I've just been there and back again. Again.
I get in my car, and four and a half hours later I'm there. That is actually one of the best part about it: it takes four and a half hours. The time is proportionate to the distance which allows psychology to catch up to geography. There is time for thinking (or even better, not thinking). There is opportunity to shift gears and switch internal maps. By the time you get there, you're prepared to be there.
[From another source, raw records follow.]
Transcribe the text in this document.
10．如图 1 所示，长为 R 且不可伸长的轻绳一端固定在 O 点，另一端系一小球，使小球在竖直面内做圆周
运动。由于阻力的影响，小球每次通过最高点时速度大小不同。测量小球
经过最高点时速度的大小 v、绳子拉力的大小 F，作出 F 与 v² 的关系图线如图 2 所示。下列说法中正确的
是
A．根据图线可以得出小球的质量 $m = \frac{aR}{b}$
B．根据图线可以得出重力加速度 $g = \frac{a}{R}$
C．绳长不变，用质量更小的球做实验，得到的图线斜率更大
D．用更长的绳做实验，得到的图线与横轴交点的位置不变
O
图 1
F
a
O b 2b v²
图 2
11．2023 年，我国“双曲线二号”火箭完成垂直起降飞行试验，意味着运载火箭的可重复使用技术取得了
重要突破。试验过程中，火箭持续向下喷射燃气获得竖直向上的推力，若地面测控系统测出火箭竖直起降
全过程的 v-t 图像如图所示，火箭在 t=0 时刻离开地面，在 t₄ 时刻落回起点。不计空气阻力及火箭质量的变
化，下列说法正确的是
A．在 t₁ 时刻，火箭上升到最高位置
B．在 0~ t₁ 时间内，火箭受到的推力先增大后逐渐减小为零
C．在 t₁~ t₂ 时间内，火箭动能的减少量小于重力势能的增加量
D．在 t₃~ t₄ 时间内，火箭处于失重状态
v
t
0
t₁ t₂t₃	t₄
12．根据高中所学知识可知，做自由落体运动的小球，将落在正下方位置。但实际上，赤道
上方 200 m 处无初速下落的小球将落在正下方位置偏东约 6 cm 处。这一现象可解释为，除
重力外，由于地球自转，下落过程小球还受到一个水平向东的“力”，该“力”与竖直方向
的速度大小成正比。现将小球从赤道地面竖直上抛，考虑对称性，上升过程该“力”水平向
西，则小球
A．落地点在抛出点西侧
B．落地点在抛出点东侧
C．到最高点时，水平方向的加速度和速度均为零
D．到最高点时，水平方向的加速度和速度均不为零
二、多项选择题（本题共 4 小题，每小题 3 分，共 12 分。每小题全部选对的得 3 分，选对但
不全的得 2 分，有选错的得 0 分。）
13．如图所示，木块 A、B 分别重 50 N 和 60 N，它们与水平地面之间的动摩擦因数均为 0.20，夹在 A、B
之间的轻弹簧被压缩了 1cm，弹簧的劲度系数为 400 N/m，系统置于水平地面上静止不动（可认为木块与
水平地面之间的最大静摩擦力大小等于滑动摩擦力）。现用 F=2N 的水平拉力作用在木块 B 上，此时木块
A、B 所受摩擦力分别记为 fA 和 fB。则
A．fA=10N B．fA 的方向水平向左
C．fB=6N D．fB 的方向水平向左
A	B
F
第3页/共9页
Oh, yes, I know. A flight to Mongolia takes much much longer than four and a half hours, but consider the adjustment required. The mind knows that Mongolia is half way around the world, so it flounders in confusion when the body arrives there in the same calendar day. "This morning I had cow's milk in my cereal, now they're putting yak's milk in my tea!" It's a shock to the system.
A few years back, I flew from my new city to the old city, roughly 600 kms away. Despite the hoopla of taking off and the landing pattern, I was driving away from the airport a mere hour later. That's not enough time to turn off the seat belt sign or hand out peanuts!
I remember feeling confused (fairly normal) and disoriented (no comment), thinking to myself, "I didn't know we had a Hunt Club Road!" and, "Wait, what's the theatre doing there?" "How odd, that university looks just like the one in...hang on!" It takes a while for this poor brain to catch on, you see.
If it weren't for the fact that it requires being on water, I think ocean liner is the way to travel. None of this mad rushing ahead, arriving before you have actually left. (Time zones are so tricky.) Think steamer trunks and shuffle board... think rolling waves and sea sickness. Never mind the ocean liner; let's take to the rails instead. None of that pesky heaving about on the sea, and if you don't mind a few stares you can still use the steamer trunk. Best of all, by the time you get there, you're ready to be there.